The crime lord’s dominion grew weaker, his loyalties were few; a great raid rent the palace apart, and sent the blade flying through the rubble. It was picked up months later by a scavenger group, who added it to a weaponry haul bound for Coruscant. But they stopped on Takodana first for a supply run, and to trade information with colleagues there. 

The saber entered the keep of Maz Kanata strapped to the travel-pack of another Weequay raider. And Maz Kanata felt its presence at once. She came to stand mere feet from it, listening, feeling the flow of the Force. She did not take her eyes off of it. For hours she sat in a round booth at the end of the great room, bargaining with the raiders. Darkness fell and an orange light illuminated the table, and still they spoke. They left Maz, agitated, and stormed back towards the door to the hall.
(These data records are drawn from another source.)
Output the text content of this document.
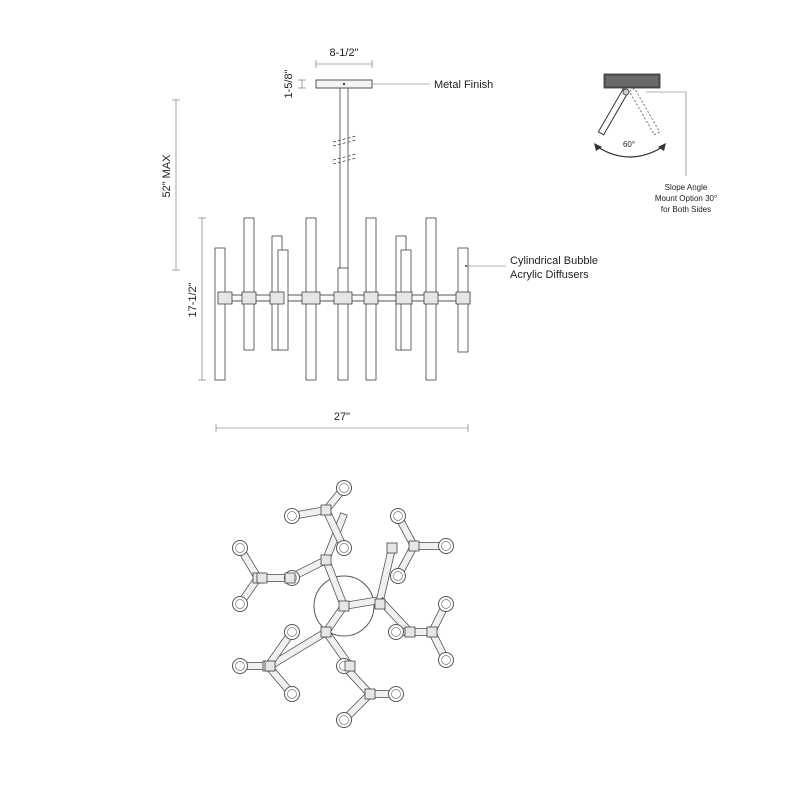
8-1/2"
1-5/8"	Metal Finish
52" MAX
17-1/2"
Cylindrical Bubble
Acrylic Diffusers
27"
60°
Slope Angle
Mount Option 30°
for Both Sides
On their way out, one raider mysteriously tripped over a small Dug with a hurt hand, and a brawl ensued. The saber went missing from the Weequay man’s pack, and when he and his comrades limped away from the scene, he seemed to notice its absence, but a glazed look fell across his face briefly, and he turned and walked out, muttering to himself “I will leave without the lightsaber.”
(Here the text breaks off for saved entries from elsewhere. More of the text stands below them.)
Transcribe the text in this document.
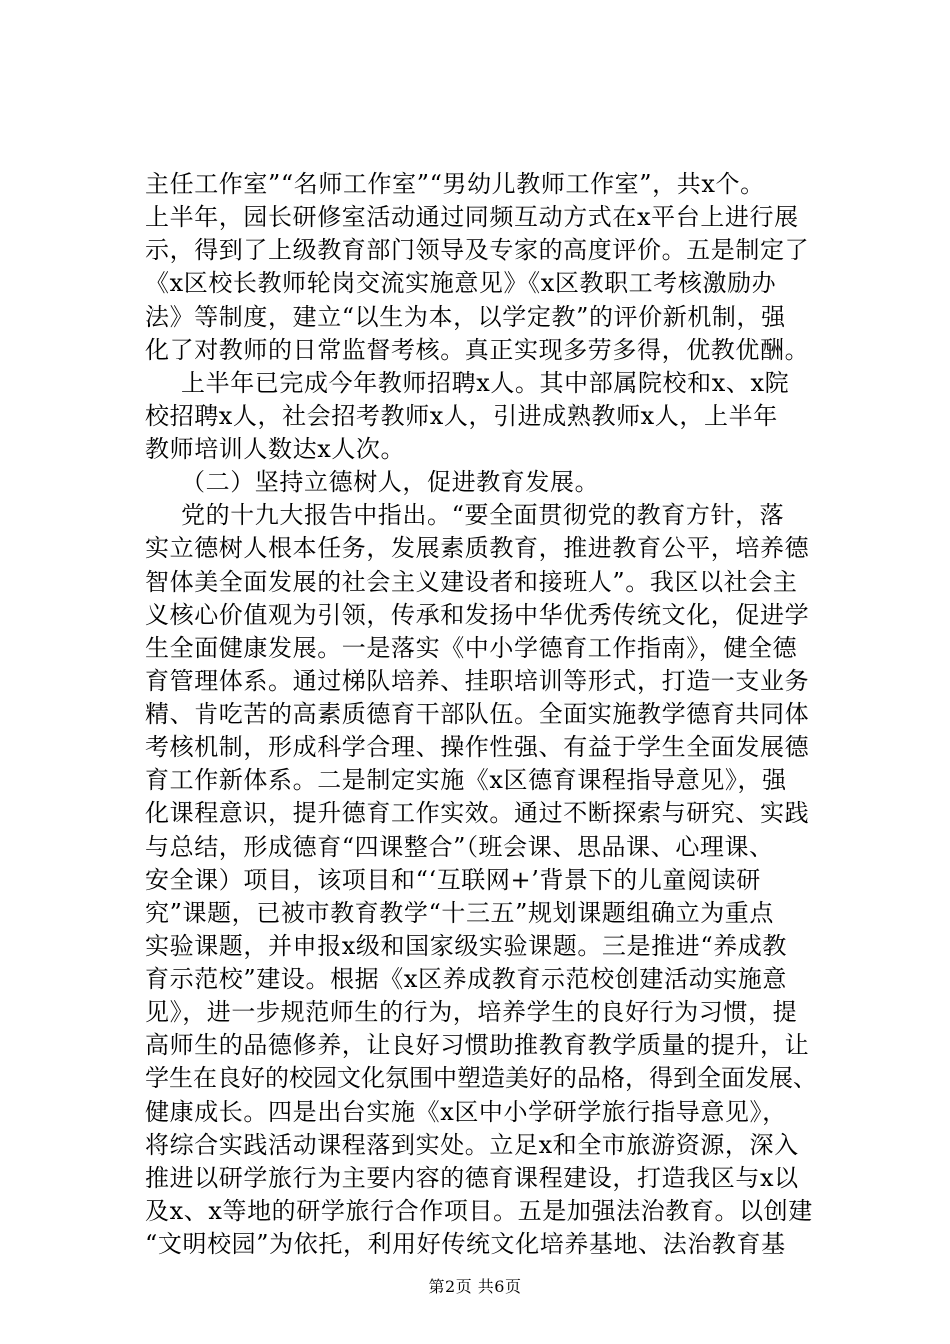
主任工作室”“名师工作室”“男幼儿教师工作室”，共x个。
上半年，园长研修室活动通过同频互动方式在x平台上进行展
示，得到了上级教育部门领导及专家的高度评价。五是制定了
《x区校长教师轮岗交流实施意见》《x区教职工考核激励办
法》等制度，建立“以生为本，以学定教”的评价新机制，强
化了对教师的日常监督考核。真正实现多劳多得，优教优酬。
上半年已完成今年教师招聘x人。其中部属院校和x、x院
校招聘x人，社会招考教师x人，引进成熟教师x人，上半年
教师培训人数达x人次。
（二）坚持立德树人，促进教育发展。
党的十九大报告中指出。“要全面贯彻党的教育方针，落
实立德树人根本任务，发展素质教育，推进教育公平，培养德
智体美全面发展的社会主义建设者和接班人”。我区以社会主
义核心价值观为引领，传承和发扬中华优秀传统文化，促进学
生全面健康发展。一是落实《中小学德育工作指南》，健全德
育管理体系。通过梯队培养、挂职培训等形式，打造一支业务
精、肯吃苦的高素质德育干部队伍。全面实施教学德育共同体
考核机制，形成科学合理、操作性强、有益于学生全面发展德
育工作新体系。二是制定实施《x区德育课程指导意见》，强
化课程意识，提升德育工作实效。通过不断探索与研究、实践
与总结，形成德育“四课整合”（班会课、思品课、心理课、
安全课）项目，该项目和“‘互联网+’背景下的儿童阅读研
究”课题，已被市教育教学“十三五”规划课题组确立为重点
实验课题，并申报x级和国家级实验课题。三是推进“养成教
育示范校”建设。根据《x区养成教育示范校创建活动实施意
见》，进一步规范师生的行为，培养学生的良好行为习惯，提
高师生的品德修养，让良好习惯助推教育教学质量的提升，让
学生在良好的校园文化氛围中塑造美好的品格，得到全面发展、
健康成长。四是出台实施《x区中小学研学旅行指导意见》，
将综合实践活动课程落到实处。立足x和全市旅游资源，深入
推进以研学旅行为主要内容的德育课程建设，打造我区与x以
及x、x等地的研学旅行合作项目。五是加强法治教育。以创建
“文明校园”为依托，利用好传统文化培养基地、法治教育基
第2页 共6页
Maz Kanata was wary of the weapon. Her soft hands felt the thrum of its mechanics, and she wandered through its visions, but she shut out its quiet hum. For hours she sat and watched it, the weapon laid out across a table in her private rooms. She tucked her legs beneath her and meditated, seeking guidance from the Force. All the while she could feel the blade, cold and distant, with a weakened hum.

She put it away. A dream told her to burn it, to melt its metal down and cast its crystals into a ravine. She saw Padawans fall to it, Jedi fall to it. Innocent blood staining its wires, rusting its core. The images of death and madness filled her head as she hurried down stone steps, casting the contents of a small chest onto the floor of a small room. She put the saber inside the chest, and for a moment, just one, she let her finger hover over the adjusters. Softly, slowly, there came a small sound, like a whistle, or a whimper. Maz listened. She felt it. The sorrow. 

“A time may come for you again,” she told it, laying the weapon down on a ragged snatch of cloth, “I feel it. I know you do. Wait. Wait, and I… will hope.” She shut the trunk and returned to the room no more.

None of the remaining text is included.